Normal blood tests will not reflect the dehydration of the body,
since the vascular system will have the least amount of water loss. 66% of the loss is reflected inside the cells themselves
(reducing cellular actitivity drastically), followed by 26% loss outside the cells, with only 8% loss in the vascular
system. Water binds cell membranes together and when such a great loss is present it can lead to DNA damage and immune
suppression. Nothing can live without water.
After a significant amount of time and depletion, the physical
emergency signals kick in, which can include early morning sickness, migraine headaches, heartburn, anginal
pain, rheumatoid joint pain, back pain, lower leg pain, collitis, chronic fatigue, fibromyalgia, and appendicitis pain when no
temperature is present. As the body draws what little water it has left to maintain brain and vascular
functions, circulation becomes severly limited impending the body’s need to wash toxic molecular wastes away. Since these
waste bi-products are acidic in nature, acid levels rise throwing off the pH balance of the body. With lack of circulation, muscle fibers begin to stick
together, forming adhesions and trigger points, producing pain. The lubrication need in the cartilage of the
vertebral discs and within the body joints is dimimished causing dryness and roughness at its connections, producing
arthritic pain. In return, the muscles supporting these joints must work harder to keep everything in alignment trying to
support proper movement and keep our structures erect. Such constant stress on these muscles will eventually lead to muscle
spasms.
So how much water is enough? A
minimum of 2 quarts of water a day is often recommended, but many experts believe our water intake should be in proportion
to our body weight. 1/2 ounce for every pound, or basically 1/2 your body weight in ounces of water is need for basic normal
functioning. If you are involved in a very active lifestyle, much more is required.
It is important to keep in mind that quality of drinking water is as
important as quantity. Water is a scarce commodity these days with only 1% of the earth’s drinking water available (the
rest being locked up in glacial ice), our industrial society has resorted to pouring more and more chemical and toxic wastes into
those lakes and rivers providing our drinking water. Compound that with the age of water pipes that were laid in urban areas
many decades ago now having layers upon layers of collected deposits, and the inadequacy of water filtration and treatment
plants, the concerns are alarming. Public water supplies in 42 U.S. states are contaminated with 141 unregulated chemicals for which the U.S.

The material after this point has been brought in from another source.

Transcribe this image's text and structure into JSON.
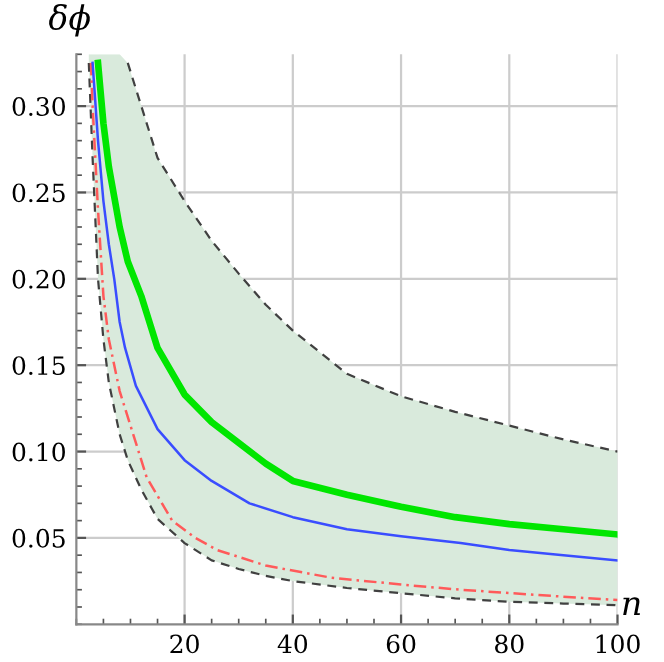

Environmental Protection Agency has never established safety standards, according to an investigation by the Environmental Working Group
(EWG). According to a report by the EWG, the top 10 states with the most contaminants in their drinking water were California,
Wisconsin, Arizona, Florida, North Carolina, Texas, New York, Nevada, Pennsylvania and Illinois—in that order. You can begin to see
how important a good water filtration system can be.